Here are some macros we need to twist:

  • src_dir: the glibc build directory that contains all the WASM object files
  • include_source_dir: the path to your pre-built headers
  • crt1_source_path: path to your pre-built crt1.o
  • lind_syscall_path: you also need to pre-compile lind_syscall.o, just like crt1.o, and the source file is under glibc/lind_syscall
  • sysroot_dir: path to generate the sysroot at
  • output_archive: the path to the generate the libc.a, should be align with sysroot_dir

Note that the header files should be pre-generated using make install. The crt1.o should be pre-compiled from this simple C file (see the WASM compile doc as well). The main job of this script is to change include_source_dir(path to target file), crt1_source_path(path to crt1.o), lind_syscall_path(path to lind_syscall.o), and Pack all found .o files into a single .a archive(path to llvm-ar) into your own path. crt1.o and lind_syscall.o are in lind_syscall directory in glibc.

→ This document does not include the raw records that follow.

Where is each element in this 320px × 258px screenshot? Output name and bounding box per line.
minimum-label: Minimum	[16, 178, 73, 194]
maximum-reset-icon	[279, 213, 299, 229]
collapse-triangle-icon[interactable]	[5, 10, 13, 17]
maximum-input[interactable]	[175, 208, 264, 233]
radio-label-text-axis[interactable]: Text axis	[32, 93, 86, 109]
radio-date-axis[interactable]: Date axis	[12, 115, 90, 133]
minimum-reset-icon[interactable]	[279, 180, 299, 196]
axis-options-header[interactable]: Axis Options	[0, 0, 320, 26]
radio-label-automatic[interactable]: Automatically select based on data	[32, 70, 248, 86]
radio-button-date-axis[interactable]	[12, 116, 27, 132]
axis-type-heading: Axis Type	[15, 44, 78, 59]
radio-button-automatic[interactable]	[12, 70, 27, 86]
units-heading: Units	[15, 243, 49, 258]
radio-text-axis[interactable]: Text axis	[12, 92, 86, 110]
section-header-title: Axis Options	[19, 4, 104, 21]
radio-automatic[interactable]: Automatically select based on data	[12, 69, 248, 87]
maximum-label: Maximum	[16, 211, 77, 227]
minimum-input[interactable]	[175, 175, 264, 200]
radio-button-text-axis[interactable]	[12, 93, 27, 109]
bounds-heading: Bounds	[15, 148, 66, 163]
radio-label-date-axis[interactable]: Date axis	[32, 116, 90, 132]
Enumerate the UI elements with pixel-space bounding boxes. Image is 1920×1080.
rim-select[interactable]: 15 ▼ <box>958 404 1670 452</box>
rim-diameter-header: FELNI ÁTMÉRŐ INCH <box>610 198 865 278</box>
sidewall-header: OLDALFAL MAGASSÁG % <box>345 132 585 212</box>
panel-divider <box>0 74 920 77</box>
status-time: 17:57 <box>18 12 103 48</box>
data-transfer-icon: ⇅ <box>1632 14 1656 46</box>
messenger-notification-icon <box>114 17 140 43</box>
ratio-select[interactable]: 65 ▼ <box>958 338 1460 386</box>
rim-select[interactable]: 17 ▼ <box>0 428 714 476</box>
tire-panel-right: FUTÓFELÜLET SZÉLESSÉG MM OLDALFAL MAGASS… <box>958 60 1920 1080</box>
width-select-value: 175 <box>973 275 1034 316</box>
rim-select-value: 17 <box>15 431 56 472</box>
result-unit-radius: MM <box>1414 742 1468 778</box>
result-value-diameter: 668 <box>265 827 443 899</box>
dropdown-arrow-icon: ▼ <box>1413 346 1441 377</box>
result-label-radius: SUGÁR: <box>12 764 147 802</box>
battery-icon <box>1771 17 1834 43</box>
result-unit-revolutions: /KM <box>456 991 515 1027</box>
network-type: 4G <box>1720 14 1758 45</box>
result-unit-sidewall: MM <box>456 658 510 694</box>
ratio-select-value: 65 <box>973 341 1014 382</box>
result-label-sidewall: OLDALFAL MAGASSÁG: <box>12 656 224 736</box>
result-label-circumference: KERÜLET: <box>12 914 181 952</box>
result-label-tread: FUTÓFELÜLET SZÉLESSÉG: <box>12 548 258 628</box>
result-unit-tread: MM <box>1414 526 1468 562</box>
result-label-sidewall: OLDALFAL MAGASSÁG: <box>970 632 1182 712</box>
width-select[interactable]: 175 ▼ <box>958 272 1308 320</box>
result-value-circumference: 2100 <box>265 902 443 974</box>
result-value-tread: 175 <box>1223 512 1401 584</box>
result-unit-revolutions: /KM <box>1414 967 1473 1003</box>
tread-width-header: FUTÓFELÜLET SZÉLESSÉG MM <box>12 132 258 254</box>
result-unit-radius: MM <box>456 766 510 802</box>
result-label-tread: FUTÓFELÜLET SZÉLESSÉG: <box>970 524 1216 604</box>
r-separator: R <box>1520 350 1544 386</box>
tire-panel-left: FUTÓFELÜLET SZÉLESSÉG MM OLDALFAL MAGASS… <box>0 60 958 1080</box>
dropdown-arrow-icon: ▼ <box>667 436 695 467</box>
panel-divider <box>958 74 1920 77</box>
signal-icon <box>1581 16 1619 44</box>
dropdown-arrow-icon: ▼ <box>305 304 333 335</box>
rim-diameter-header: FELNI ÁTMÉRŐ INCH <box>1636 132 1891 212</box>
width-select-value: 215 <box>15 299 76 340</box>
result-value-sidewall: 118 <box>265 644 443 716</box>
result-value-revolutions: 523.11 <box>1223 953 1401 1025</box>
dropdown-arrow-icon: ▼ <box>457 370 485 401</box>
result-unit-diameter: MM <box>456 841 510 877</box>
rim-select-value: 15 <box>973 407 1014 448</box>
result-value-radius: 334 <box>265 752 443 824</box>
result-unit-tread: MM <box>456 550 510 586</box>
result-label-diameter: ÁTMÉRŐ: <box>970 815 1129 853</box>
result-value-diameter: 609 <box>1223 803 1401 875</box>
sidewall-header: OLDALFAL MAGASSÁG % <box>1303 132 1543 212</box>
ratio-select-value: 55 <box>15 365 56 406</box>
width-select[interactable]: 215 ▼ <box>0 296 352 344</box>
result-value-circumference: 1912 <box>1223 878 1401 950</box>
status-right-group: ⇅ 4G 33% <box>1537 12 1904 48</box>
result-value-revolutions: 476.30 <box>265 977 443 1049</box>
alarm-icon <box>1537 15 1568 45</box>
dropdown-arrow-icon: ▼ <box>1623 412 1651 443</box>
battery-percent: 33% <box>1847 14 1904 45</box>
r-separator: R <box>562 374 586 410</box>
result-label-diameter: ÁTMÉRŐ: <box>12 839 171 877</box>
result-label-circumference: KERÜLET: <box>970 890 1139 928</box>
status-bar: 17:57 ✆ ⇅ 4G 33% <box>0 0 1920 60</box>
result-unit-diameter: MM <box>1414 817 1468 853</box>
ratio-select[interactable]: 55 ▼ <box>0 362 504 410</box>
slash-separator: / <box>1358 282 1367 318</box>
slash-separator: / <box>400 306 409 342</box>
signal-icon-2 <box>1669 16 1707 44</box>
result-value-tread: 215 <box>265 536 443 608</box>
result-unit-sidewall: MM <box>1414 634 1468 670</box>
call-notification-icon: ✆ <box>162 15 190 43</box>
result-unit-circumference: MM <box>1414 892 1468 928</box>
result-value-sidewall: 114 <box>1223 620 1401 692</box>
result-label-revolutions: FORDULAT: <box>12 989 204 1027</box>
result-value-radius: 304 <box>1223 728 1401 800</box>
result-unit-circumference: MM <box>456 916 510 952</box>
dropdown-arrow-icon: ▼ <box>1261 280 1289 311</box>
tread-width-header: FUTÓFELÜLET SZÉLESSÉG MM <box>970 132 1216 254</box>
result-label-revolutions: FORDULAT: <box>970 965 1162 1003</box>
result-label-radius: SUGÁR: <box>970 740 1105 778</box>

After modifying all the path talked on the above, try to run gen_sysroot.sh and see if it works

chmod +x gen_sysroot.sh
./gen_sysroot.sh

This procedure is specified in the gen_sysroot.sh script in our glibc repo. It's main job is to generate a WASM sysroot structre like

sysroot/
- include/
  - wasm32-wasi/
    - stdio.h
    - ...other headers
- lib/
  - wasm32-wasi/
    - crt1.o
    - libc.a